RACA: Representation-Aware Coverage Criteria for LLM Safety Testing

Recent advancements in LLMs have led to significant breakthroughs in various AI applications. However, their sophisticated capabilities also introduce severe safety concerns, particularly the generation of harmful content through jailbreak attacks. Current safety testing for LLMs often relies on static datasets and lacks systematic criteria to evaluate the quality and adequacy of these tests.
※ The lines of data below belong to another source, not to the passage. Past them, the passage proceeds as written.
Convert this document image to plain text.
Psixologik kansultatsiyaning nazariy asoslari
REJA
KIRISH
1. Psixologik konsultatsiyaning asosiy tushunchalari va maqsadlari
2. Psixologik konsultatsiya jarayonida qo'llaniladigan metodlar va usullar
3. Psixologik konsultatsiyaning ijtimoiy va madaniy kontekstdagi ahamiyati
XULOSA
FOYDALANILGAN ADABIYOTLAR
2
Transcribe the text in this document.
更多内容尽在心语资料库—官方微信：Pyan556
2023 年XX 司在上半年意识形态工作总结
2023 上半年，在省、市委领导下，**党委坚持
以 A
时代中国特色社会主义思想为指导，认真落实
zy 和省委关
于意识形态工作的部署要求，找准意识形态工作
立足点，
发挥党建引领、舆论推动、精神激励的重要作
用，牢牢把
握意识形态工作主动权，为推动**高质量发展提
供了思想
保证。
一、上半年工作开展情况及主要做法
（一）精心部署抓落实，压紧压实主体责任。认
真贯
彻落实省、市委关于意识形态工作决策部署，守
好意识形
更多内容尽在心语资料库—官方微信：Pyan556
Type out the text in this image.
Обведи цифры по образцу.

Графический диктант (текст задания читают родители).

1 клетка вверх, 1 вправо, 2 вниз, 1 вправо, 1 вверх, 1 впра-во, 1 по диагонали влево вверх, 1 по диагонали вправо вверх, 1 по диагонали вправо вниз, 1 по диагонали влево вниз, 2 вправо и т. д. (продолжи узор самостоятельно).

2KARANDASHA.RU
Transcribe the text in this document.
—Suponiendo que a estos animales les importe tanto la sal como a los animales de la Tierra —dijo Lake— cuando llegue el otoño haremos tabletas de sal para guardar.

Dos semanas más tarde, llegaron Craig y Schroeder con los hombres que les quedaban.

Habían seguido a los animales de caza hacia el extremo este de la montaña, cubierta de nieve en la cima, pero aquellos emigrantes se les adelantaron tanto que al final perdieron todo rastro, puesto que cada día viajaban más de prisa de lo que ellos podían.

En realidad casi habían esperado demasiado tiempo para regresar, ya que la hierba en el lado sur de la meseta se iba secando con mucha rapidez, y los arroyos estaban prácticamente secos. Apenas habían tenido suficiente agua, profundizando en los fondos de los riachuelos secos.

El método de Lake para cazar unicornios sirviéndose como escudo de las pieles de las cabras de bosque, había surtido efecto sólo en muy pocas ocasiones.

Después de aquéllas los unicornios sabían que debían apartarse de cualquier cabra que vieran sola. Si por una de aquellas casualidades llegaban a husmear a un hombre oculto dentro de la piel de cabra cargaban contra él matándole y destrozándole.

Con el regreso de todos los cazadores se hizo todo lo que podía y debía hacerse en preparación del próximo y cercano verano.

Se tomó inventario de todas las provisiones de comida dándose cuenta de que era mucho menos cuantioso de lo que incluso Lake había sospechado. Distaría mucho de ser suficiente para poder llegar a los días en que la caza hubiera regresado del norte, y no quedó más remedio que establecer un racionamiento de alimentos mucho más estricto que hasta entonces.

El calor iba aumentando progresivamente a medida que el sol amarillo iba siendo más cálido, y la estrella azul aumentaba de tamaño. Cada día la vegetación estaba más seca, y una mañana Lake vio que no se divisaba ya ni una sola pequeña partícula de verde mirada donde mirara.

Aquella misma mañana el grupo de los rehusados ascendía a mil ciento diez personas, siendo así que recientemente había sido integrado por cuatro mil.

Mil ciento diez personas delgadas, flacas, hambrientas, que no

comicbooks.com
While coverage criteria have been effective for smaller neural networks, they are not directly applicable to LLMs due to scalability issues and differing objectives. To address these challenges, this paper introduces RACA, a novel set of coverage criteria specifically designed for LLM safety testing. RACA leverages representation engineering to focus on safety-critical concepts within LLMs, thereby reducing dimensionality and filtering out irrelevant information. The framework operates in three stages: first, it identifies safety-critical representations using a small, expert-curated calibration set of jailbreak prompts. Second, it calculates conceptual activation scores for a given test suite based on these representations. Finally, it computes coverage results using six sub-criteria that assess both individual and compositional safety concepts. We conduct comprehensive experiments to validate RACA's effectiveness, applicability, and generalization, where the results demonstrate that RACA successfully identifies high-quality jailbreak prompts and is superior to traditional neuron-level criteria. We also showcase its practical application in real-world scenarios, such as test set prioritization and attack prompt sampling. Furthermore, our findings confirm RACA's generalization to various scenarios and its robustness across various configurations. Overall, RACA provides a new framework for evaluating the safety of LLMs, contributing a valuable technique to the field of testing for AI.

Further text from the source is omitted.